Twitter, though handy and immediate, seems a poor, somewhat insensitive method to convey feelings of sympathy with the buzzwords “thoughts and prayers” all too commonly used - but times change...and David did tweet the horrible news - so perhaps friends and followers thought tweets back would be acceptable.
What hasn’t changed, however, is the scourge of drugs and the terrible effects their misuse can cause to the taker and their loved ones. Shey was just 29. Apparently he died on his 29th birthday. The Golf Channel tweeted that “Family means everything to David...” and even if true, certainly something wrong happened along the way for his eldest boy to OD at such an early age. The young man had been fighting drug addiction and mental illness for quite some time. Did he feel pressure to live up to Dad’s aura? Or did he, the oldest boy of David’s from his first marriage to Caroline DeWitt, see some rationale for his experimentation with drugs, given that Dad had waged his own battles with depression, a bi-polar disorder - and insomnia - fueled in parts with Whiskey, Weed, Cocaine, and Vicodin? Maybe the young man had a sense of invulnerability. His Dad not only survived, he later thrived, and beat back his craziness and recklessness with drugs and alcohol, so maybe the son figured a little experimentation on his own part, might not only not be a bad idea, but a fun one.
And perhaps things from there spiraled out of control...
At any rate, the National Institute on Drug Abuse (NIDA) has graphs swinging upwards for deaths due to overdoses. (From 2002 to 2015, for example, the heroin graph shows a drastically steep climb of fatalities...)
For his bugaboos, David got help, aside from his wife, from none other than Tom Watson. He had solid companions, in part due to his public persona and in part due to his likability. David’s been sober for 12 years. It’s a shame that whatever help might have been offered and might have been accepted by Shey wasn’t enough to get him clean, on the right track.
Shey wasn’t a loser. He wasn’t a total outsider from society. He was, in fact, entrepreneurial and had his own consulting company named the Sheyco Group. It dealt with data and statistics and would summarize same to make sense for clients. Earlier, he and Christopher Crawford of the Marine Corps had formed an outfit called Sports Concie that specialized in “corporate solutions.” And prior to that he had worked for a Trucking company.
So where will David Feherty go from here? Will Feherty become a victim? Although he has immediately and thoughtfully asked that donations be made to the Center for Addiction and Recovery Studies in Dallas, Texas, he will have, now that the funeral is over, the aftermath and, no pun intended, downtime. It would be expected and understandable for him to step back from the limelight, perhaps to draw nearer to his 4 surviving kids. No doubt, unwittingly or otherwise, some harsh self-judgment and guilt will inflict themselves upon the eminently affable Feherty.

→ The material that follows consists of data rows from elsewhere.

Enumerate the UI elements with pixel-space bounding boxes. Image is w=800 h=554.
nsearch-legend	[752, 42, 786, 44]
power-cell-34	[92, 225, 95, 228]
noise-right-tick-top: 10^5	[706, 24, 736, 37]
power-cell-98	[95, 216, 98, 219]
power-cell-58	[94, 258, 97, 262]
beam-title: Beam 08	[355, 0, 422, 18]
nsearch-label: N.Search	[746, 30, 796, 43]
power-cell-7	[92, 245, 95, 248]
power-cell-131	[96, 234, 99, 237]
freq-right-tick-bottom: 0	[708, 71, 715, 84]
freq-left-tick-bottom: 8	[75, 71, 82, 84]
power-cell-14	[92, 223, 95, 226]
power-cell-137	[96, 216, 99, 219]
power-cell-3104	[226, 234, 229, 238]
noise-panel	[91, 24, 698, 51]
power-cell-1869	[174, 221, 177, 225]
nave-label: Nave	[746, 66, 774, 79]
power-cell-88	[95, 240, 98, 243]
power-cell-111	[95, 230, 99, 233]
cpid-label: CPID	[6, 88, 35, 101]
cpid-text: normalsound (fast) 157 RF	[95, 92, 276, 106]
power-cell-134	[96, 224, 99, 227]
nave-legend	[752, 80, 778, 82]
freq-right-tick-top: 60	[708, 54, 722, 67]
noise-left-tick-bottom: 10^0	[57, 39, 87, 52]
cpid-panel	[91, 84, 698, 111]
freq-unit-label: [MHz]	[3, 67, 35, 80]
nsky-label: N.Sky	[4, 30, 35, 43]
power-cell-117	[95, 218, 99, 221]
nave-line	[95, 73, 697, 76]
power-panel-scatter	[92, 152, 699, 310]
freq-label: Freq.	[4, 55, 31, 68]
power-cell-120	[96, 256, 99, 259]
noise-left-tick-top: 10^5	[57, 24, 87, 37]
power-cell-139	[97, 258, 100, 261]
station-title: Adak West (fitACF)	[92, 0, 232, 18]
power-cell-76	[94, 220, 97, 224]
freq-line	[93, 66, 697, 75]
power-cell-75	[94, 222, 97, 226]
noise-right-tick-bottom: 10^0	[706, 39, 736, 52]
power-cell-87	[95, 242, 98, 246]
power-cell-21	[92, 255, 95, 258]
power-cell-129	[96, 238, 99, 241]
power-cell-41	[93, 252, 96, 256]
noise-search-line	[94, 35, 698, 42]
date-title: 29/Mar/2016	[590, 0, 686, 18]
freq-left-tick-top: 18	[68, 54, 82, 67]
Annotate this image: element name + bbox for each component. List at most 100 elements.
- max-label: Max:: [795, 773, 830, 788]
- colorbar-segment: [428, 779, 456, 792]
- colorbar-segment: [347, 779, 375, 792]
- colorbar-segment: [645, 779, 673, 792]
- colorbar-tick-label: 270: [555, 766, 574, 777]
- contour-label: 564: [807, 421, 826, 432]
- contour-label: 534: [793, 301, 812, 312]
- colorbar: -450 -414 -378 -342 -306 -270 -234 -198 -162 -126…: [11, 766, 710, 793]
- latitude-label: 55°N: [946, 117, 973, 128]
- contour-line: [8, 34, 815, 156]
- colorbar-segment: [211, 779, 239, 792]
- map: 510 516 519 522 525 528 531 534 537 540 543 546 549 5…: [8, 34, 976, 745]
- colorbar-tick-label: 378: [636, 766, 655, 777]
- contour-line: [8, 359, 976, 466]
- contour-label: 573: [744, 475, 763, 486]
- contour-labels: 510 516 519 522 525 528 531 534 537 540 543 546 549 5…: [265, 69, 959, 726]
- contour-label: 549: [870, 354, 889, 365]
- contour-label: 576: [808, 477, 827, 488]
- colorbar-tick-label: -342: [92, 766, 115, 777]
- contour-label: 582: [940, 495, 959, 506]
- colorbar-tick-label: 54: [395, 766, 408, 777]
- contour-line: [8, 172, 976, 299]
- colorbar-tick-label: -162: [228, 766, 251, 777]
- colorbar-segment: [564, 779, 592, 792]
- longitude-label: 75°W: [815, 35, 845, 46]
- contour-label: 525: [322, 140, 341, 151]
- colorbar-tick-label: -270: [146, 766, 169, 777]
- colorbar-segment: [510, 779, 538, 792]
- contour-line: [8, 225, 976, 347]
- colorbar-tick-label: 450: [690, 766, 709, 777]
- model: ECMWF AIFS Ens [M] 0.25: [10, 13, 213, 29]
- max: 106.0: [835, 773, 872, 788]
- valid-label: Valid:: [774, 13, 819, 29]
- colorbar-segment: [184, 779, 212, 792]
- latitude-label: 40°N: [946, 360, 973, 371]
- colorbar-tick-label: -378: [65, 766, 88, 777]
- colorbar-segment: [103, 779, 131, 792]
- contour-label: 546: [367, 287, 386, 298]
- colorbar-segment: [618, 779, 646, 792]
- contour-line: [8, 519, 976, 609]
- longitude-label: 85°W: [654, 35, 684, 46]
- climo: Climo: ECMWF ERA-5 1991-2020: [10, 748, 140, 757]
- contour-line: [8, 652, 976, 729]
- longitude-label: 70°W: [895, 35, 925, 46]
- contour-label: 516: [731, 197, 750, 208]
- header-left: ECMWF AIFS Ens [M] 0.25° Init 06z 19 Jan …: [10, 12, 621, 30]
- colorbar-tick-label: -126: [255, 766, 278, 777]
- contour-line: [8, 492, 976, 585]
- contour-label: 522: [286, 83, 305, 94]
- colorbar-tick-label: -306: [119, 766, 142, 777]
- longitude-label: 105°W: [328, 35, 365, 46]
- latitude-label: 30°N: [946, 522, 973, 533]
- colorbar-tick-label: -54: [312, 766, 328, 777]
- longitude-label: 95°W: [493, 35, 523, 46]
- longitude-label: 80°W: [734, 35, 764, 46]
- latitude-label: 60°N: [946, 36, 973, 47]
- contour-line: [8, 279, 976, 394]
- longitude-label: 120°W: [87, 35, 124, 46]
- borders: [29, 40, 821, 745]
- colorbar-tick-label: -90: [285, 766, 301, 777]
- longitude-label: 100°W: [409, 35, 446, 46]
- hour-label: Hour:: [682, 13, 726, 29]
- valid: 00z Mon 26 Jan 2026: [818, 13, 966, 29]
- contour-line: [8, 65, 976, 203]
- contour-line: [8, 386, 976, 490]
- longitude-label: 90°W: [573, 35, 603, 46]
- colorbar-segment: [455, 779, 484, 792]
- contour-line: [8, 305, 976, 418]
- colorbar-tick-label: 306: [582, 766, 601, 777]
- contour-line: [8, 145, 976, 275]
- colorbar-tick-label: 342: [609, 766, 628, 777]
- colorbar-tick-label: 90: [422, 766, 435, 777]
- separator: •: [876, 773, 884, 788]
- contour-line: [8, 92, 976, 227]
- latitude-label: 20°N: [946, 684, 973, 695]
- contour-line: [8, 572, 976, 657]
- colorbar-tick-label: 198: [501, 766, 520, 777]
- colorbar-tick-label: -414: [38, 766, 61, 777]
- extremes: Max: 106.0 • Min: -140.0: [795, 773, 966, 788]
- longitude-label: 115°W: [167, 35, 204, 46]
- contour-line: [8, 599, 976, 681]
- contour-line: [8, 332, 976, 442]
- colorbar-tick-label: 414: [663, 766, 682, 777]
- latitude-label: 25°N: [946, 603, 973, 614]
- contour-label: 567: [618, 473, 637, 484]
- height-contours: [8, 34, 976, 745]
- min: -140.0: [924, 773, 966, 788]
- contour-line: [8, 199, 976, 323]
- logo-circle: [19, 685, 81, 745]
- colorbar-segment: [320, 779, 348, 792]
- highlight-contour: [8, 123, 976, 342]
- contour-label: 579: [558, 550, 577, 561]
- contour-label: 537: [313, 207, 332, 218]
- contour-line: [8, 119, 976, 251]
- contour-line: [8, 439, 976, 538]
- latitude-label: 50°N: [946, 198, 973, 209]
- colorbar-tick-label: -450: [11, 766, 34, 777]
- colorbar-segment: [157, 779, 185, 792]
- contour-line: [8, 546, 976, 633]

This would be a shame because, despite his tender age, Shey was an adult and was responsible for his own actions. Parents, no matter how well meaning and caring, and well off, can only do so much...It’s also sad that Shey couldn’t have learned more from his father’s willingness to take certain drugs to stem his mental afflictions. At one point Feherty admits he was taking 14 pills per day to help ward off his demons. (He also says that the act of playing golf, because it takes up so much time (especially for us average players) - is a great aid in solving the problem of too much spare time on one’s hands – time to get into trouble with intoxicants.
One never knows with life. It’s too short, with opportunities missed and advantages wasted – and these are but a few sad characteristics prevalent that are far too prevalent for many of us – who don’t suffer from addictions. We - all of us - are usually our own worst enemy. Most of our faults can be laid at our own doorstep. We’re so ashamed, or so proud, we don’t seek help. And again
- many of us -
need to “grow up” despite our having crossed the threshold of the 30’s decades ago. More than a few of us keep repeating the same old, same old, mistakes over and over - and over - again...to what end? Then, to add drugs or alcohol into this? Geez, No wonder so many of us, like Shey Feherty, depart far too early.